Infants with feeding and swallowing difficulties may have a laryngeal cleft, or a gap between the vocal cords and esophagus, which can cause them to aspirate, or have feeds enter their lungs. Aspiration can lead to pneumonia, chronic bronchitis, and bronchiectasis, which is damage of the smaller airways and lungs. Untreated laryngeal clefts can also cause failure to thrive because the infant is not efficient at feeding and has increased difficulty breathing.
“These patients can have life-threatening events because infants don’t tolerate aspiration well and can go into respiratory distress or even arrest,” Dr. Jaffal said. “Traditionally, patients with a laryngeal cleft were treated by thickening the liquids for feeds. In some cases, we would inject the area with a filler to augment it and make it a bit higher to help prevent aspiration.”
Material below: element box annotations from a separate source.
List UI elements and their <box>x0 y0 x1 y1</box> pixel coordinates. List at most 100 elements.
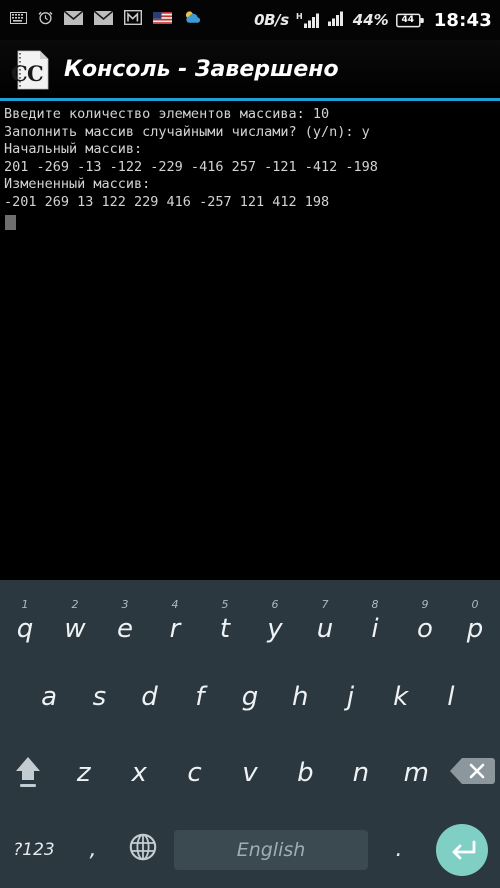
key-q[interactable]: 1 q <box>0 582 50 659</box>
key-c[interactable]: c <box>167 735 222 812</box>
key-m[interactable]: m <box>389 735 444 812</box>
key-c-letter: c <box>187 758 202 789</box>
space-key[interactable]: English <box>168 812 374 888</box>
key-k-letter: k <box>393 681 409 712</box>
key-w[interactable]: 2 w <box>50 582 100 659</box>
key-d[interactable]: d <box>124 659 174 736</box>
space-key-label: English <box>174 829 368 870</box>
key-b[interactable]: b <box>278 735 333 812</box>
key-g-letter: g <box>241 681 259 712</box>
key-o-letter: o <box>417 613 433 644</box>
symbols-key-label: ?123 <box>13 839 55 860</box>
on-screen-keyboard[interactable]: 1 q 2 w 3 e 4 r 5 t 6 y 7 u 8 i 9 o 0 p … <box>0 578 500 888</box>
key-q-number: 1 <box>21 597 29 611</box>
console-line: Измененный массив: <box>4 176 151 192</box>
shift-arrow-icon <box>11 752 45 795</box>
key-f[interactable]: f <box>175 659 225 736</box>
enter-key[interactable] <box>424 812 500 888</box>
key-o-number: 9 <box>421 597 429 611</box>
keyboard-row-2: a s d f g h j k l <box>0 659 500 736</box>
key-f-letter: f <box>195 681 205 712</box>
page-title: Консоль - Завершено <box>64 56 339 82</box>
keyboard-icon <box>10 11 27 29</box>
app-title-bar: C C Консоль - Завершено <box>0 40 500 98</box>
key-r-letter: r <box>169 613 181 644</box>
key-e-letter: e <box>117 613 133 644</box>
period-key-label: . <box>395 837 403 863</box>
key-u[interactable]: 7 u <box>300 582 350 659</box>
backspace-icon <box>449 755 495 792</box>
status-bar-notification-icons <box>10 9 202 30</box>
c-cpp-document-icon: C C <box>10 49 54 90</box>
signal-bars-icon-1: H <box>296 12 321 28</box>
key-z[interactable]: z <box>56 735 111 812</box>
key-j[interactable]: j <box>325 659 375 736</box>
enter-icon <box>436 823 488 876</box>
period-key[interactable]: . <box>374 812 424 888</box>
key-l-letter: l <box>447 681 455 712</box>
key-y-letter: y <box>267 613 283 644</box>
key-g[interactable]: g <box>225 659 275 736</box>
key-d-letter: d <box>141 681 158 712</box>
symbols-key[interactable]: ?123 <box>0 812 68 888</box>
key-a[interactable]: a <box>24 659 74 736</box>
key-z-letter: z <box>76 758 91 789</box>
console-line: Введите количество элементов массива: 10 <box>4 106 330 122</box>
key-p-letter: p <box>466 613 484 644</box>
weather-cloud-sun-icon <box>183 10 202 30</box>
comma-key[interactable]: , <box>68 812 118 888</box>
phone-screen: 0B/s H 44% 44 18:43 C C Консоль - Заверш… <box>0 0 500 888</box>
key-i[interactable]: 8 i <box>350 582 400 659</box>
key-v[interactable]: v <box>222 735 277 812</box>
key-k[interactable]: k <box>376 659 426 736</box>
svg-text:C: C <box>27 61 44 86</box>
svg-text:H: H <box>296 12 303 21</box>
key-u-letter: u <box>316 613 334 644</box>
shift-key[interactable] <box>0 735 56 812</box>
console-line: -201 269 13 122 229 416 -257 121 412 198 <box>4 193 330 210</box>
key-x[interactable]: x <box>111 735 166 812</box>
key-r[interactable]: 4 r <box>150 582 200 659</box>
us-flag-icon <box>153 11 172 29</box>
key-i-number: 8 <box>371 597 379 611</box>
battery-icon: 44 <box>395 13 424 28</box>
gmail-icon <box>123 9 143 30</box>
key-b-letter: b <box>297 758 314 789</box>
clock-label: 18:43 <box>433 9 492 31</box>
key-p-number: 0 <box>471 597 479 611</box>
key-p[interactable]: 0 p <box>450 582 500 659</box>
console-line: Заполнить массив случайными числами? (y/… <box>4 123 370 140</box>
key-t-letter: t <box>219 613 231 644</box>
svg-text:C: C <box>11 61 28 86</box>
status-bar: 0B/s H 44% 44 18:43 <box>0 0 500 40</box>
key-t-number: 5 <box>221 597 229 611</box>
key-h[interactable]: h <box>275 659 325 736</box>
keyboard-row-4: ?123 , English . <box>0 812 500 888</box>
key-i-letter: i <box>371 613 379 644</box>
key-s[interactable]: s <box>74 659 124 736</box>
console-output-area[interactable]: Введите количество элементов массива: 10… <box>0 101 500 578</box>
key-o[interactable]: 9 o <box>400 582 450 659</box>
key-m-letter: m <box>403 758 429 789</box>
key-l[interactable]: l <box>426 659 476 736</box>
key-e[interactable]: 3 e <box>100 582 150 659</box>
globe-icon <box>128 832 158 867</box>
key-h-letter: h <box>291 681 309 712</box>
console-line: Начальный массив: <box>4 141 143 157</box>
battery-percent-label: 44% <box>352 11 389 29</box>
mail-icon-1 <box>63 9 84 30</box>
keyboard-row-3: z x c v b n m <box>0 735 500 812</box>
alarm-clock-icon <box>38 10 53 30</box>
backspace-key[interactable] <box>444 735 500 812</box>
key-y-number: 6 <box>271 597 279 611</box>
key-v-letter: v <box>242 758 258 789</box>
key-n[interactable]: n <box>333 735 388 812</box>
key-r-number: 4 <box>171 597 179 611</box>
key-u-number: 7 <box>321 597 329 611</box>
key-t[interactable]: 5 t <box>200 582 250 659</box>
network-speed-label: 0B/s <box>254 11 289 29</box>
key-j-letter: j <box>346 681 355 712</box>
language-globe-key[interactable] <box>118 812 168 888</box>
key-y[interactable]: 6 y <box>250 582 300 659</box>
key-e-number: 3 <box>121 597 129 611</box>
In endoscopic repair of laryngeal cleft, the surgeon uses small instruments to augment the cleft with sutures. This technique provides a longer lasting and a more robust repair of the laryngeal cleft than injections and reduces the need for repeat procedures that may be needed when injections wear off.
“When we do this, we are operating in a very small area,” Jaffal said. “In infants, the size of the voice box is around one centimeter, so we use microscopes and specialized instruments to create an incision that is two-to-three millimeters long and use three or four sutures to close the cleft. The procedure is completed though the mouth, with no cuts from outside.”
Laryngeal clefts cannot be diagnosed by x-ray or swallow studies and require examination by a pediatric otolaryngologist while under anesthesia.
“I want to increase awareness of this condition so that more parents can begin a conversation with their pediatrician about their concerns about difficulty with feeding and more children can receive the treatment they need,” Jaffal said.